O executivo participou da abertura do seminário “Estratégia de Captação de Bancos Pequenos e Médios”, onde está sendo lançada a plataforma eletrônica para negociação de ativos de renda fixa emitidos por essas instituições. A plataforma é resultado de um projeto da Associação Brasileira dos Bancos (ABBC) em parceria com a Associação Nacional das Corretoras e Distribuidoras de Títulos e Valores Mobiliários, Câmbio e Mercadorias (Ancord) e com a Cetip. A plataforma dos bancos estará dentro do ambiente CetipTrader.

O Banco Central colocou no dia 5 em audiência proposta para discutir a emissão de Depositary Receipts (DRs) a partir de debêntures e letras financeiras e também facilitar os processos para o investimento estrangeiro no País.

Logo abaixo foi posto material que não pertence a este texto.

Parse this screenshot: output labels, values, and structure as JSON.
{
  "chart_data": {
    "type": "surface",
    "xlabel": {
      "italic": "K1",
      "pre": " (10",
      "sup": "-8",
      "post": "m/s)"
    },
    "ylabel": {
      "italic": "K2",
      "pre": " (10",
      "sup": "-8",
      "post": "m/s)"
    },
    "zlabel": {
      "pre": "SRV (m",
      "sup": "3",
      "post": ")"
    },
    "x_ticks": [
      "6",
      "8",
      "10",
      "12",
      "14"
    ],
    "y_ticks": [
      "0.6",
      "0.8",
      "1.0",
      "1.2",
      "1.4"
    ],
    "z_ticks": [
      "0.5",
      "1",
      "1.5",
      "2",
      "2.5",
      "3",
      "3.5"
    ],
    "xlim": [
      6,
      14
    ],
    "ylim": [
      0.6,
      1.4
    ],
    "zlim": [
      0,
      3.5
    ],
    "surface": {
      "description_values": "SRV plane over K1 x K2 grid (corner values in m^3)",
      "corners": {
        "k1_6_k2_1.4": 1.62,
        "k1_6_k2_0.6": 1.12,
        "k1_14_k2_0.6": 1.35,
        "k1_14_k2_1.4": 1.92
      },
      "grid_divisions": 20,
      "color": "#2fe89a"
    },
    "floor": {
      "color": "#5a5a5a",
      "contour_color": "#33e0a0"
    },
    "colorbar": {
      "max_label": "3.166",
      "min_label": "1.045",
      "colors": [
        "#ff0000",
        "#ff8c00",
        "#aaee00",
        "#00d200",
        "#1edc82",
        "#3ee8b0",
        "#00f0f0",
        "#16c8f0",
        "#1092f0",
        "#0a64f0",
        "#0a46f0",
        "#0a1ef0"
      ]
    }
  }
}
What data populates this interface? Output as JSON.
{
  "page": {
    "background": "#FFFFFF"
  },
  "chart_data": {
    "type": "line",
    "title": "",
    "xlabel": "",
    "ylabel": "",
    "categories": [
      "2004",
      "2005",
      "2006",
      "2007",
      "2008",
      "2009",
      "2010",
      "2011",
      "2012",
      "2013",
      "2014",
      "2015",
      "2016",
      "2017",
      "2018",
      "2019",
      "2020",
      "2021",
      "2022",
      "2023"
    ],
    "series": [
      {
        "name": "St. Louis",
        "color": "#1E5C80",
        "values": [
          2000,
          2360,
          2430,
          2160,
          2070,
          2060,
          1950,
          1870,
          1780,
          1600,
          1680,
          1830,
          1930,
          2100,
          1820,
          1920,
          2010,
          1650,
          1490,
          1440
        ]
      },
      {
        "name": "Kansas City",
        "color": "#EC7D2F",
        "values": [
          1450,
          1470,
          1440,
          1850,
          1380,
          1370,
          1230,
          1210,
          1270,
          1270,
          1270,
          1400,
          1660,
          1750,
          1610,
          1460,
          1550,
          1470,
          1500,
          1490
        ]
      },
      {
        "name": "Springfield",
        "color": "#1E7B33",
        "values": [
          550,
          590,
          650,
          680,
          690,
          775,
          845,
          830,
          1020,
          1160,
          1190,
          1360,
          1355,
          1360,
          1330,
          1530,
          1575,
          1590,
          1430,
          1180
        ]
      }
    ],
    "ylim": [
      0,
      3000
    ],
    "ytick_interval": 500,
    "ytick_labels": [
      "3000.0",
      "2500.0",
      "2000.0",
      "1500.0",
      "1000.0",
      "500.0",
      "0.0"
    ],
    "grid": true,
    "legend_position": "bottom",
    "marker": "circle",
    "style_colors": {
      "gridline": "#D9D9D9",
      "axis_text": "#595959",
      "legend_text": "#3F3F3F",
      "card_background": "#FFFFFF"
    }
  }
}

No mercado a questão tributária surge como um dos principais pontos a serem debatidos com o Banco Central, uma vez que não está claro se haverá o mesmo tratamento dos títulos públicos, isentos de Imposto de renda para os estrangeiros.

Segundo apurou o Broadcast, serviço de informações da Agência Estado, a ideia da audiência é entender e recolher as demandas do mercado e a questão tributária, se aparecer, deve ser encaminhada para apreciação da receita. Sobre a plataforma, Magela disse que não depende de autorização do Banco Central, mas que a autoridade apoia a iniciativa.